The actor doesn't suggest to have the answer to his own question, but he is quick to say that doing Return to Me was a lot more work with's comedic base that doing The X-files which has had its fair share of comedy-flavoured episodes of late. "It was enjoyable, yes, relaxing, no, because believe it or not, The X-files is very relaxing. I mean, after seven years, I can do it in my sleep. I know the character. I know the schedule. I know what to expect every day whenI go to work.
"It's much more nerve-wracking to have to create an entirely new character in an entirely new movie and to strike the right tone of your performance within the movie. I mean, it's fun because you're doing something new, but it's anything but relaxing because you don't have a second chance in a movie. With a television show, you've got 22 [episodes] a year. With a movie you've got one chance, one chance only in a lifetime to do this particular movie."
At the same time, he's quick to add that working in films lends itself to his being a more active father to his daughter with actress wife, Tea Leoni. "I've worked just about every day since she's been alive so I've had a really good excuse for not doing certain things, like getting up at three in the morning!" Duchovny says with a grin.
"My wife has been the most conscientious and loving mother that I could ever imagine," he says proudly. "I try to do my share of things around the house and I'm not especially neat and nor am I a really good cleaner."
He laughs aloud before adding, "Really, I've changed diapers but it's to the point where Tea goes 'It takes less time if I just do it because I just have to re-do what you did.' But it's great being a father."
Would he advise his daughter as to the virtues of an education over a film career? "I do think that having a higher education can't hurt," he says. "Since it's so expensive now to go to some schools, I would say that the way to get out of debt is not necessarily to become an actor. It was a great opportunity for me and a great education and certainly it hasn't hurt me in any way. But to give advice about acting or about actors... it really is something that each person has to figure out on their own.
"I mean, I would have never given myself the advice that I ended up doing nor would have I listened to it., I might well have said, 'What are you doing? Why go through the hard work of education and then throw it all away, and I'm glad somebody didn't say that to me because it might have stopped me."
Duchovny grins. "First, I'm going to go through toilet training. t will be a one step at a time thing. At this point, if I look forward, I think I would never try to tell my child not to do something that she wanted to do if it wasn't hurtful to other people or to herself.

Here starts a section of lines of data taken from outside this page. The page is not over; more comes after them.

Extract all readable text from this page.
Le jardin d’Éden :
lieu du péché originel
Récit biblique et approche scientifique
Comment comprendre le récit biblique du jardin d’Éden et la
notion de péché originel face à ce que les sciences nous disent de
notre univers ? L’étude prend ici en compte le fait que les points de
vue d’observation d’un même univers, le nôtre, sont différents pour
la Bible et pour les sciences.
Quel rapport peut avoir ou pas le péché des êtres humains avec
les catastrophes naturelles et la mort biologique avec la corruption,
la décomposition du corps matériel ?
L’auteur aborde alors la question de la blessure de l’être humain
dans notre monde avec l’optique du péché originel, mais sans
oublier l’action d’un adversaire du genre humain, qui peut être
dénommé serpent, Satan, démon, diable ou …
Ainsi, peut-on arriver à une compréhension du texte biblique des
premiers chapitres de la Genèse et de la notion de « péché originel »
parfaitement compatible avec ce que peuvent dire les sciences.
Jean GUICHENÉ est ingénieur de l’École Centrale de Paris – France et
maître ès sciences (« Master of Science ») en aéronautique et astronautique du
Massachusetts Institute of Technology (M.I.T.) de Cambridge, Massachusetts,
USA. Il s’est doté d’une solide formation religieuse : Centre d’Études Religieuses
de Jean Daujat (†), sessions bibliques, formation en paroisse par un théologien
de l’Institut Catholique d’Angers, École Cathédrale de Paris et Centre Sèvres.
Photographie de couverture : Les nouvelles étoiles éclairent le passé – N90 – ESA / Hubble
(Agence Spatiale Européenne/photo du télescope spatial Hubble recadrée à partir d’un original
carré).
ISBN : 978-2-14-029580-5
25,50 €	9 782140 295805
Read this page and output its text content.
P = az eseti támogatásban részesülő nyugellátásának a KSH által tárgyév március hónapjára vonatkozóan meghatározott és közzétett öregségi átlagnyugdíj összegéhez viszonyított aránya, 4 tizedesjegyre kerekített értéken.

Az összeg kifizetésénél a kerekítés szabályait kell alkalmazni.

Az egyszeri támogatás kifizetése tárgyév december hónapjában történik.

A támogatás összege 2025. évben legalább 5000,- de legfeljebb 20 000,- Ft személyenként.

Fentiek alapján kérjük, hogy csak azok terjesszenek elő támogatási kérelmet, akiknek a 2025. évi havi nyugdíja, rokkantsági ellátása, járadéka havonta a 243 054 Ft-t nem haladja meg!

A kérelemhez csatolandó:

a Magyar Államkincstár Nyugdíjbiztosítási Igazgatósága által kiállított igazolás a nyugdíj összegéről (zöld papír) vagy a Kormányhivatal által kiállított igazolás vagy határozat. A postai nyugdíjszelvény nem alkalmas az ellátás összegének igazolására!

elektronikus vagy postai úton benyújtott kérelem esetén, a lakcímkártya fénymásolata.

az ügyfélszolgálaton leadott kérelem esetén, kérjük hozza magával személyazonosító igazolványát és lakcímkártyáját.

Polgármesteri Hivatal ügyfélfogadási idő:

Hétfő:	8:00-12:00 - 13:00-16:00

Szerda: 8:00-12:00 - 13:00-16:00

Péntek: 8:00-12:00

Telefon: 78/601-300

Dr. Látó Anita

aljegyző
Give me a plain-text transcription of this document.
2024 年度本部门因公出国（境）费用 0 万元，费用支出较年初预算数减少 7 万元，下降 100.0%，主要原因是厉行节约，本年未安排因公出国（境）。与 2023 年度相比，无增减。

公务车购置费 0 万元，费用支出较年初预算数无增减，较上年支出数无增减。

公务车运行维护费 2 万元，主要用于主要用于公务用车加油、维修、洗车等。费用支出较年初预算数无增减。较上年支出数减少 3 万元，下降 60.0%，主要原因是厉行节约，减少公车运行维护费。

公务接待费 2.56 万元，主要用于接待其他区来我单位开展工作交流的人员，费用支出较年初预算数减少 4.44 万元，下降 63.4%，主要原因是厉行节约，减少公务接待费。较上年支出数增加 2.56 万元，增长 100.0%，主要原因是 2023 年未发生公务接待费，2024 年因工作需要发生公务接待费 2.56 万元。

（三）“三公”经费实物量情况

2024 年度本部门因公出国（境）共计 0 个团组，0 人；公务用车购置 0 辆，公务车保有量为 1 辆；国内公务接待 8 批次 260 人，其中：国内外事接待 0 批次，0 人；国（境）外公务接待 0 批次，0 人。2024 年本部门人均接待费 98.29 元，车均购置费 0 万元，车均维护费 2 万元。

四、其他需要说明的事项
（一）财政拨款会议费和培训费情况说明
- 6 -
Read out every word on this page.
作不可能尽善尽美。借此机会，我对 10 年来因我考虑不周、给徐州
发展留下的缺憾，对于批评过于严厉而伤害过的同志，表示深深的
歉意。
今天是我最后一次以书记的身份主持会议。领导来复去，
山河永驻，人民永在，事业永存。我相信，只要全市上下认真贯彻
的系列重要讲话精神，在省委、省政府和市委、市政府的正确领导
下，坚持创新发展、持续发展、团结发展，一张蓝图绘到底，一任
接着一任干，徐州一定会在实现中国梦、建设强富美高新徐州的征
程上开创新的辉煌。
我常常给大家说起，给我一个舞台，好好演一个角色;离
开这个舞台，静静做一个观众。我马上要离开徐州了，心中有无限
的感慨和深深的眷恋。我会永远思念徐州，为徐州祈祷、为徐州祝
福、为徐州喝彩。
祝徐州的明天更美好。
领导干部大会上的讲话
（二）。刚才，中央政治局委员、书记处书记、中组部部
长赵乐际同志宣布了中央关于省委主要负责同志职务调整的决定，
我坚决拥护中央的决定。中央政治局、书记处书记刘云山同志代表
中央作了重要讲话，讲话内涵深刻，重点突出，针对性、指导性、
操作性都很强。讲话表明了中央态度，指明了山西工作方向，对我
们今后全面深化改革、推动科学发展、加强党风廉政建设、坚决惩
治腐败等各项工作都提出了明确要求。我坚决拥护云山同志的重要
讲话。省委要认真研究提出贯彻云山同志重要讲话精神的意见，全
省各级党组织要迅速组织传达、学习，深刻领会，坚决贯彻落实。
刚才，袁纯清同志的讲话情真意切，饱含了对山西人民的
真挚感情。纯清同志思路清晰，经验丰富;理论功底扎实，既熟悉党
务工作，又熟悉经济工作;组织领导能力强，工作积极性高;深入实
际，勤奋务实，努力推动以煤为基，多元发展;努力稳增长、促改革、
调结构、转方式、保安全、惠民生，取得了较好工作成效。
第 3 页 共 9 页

"I think being an actor is a very painful process with all the rejection and everything so I would think, well, there's going to be a lot of pain, but I'd never say it. She'd going to do what she's going to do."
Which sounds very much like her father. David Duchovny is obviously an independent individual with his sight set on very specific goals which, his personal life aside, mean he has to choose carefully in making decisions that are right for him... That may no longer include The X-files, but wife and daughter aside, it does mean making the decisions that are right for him.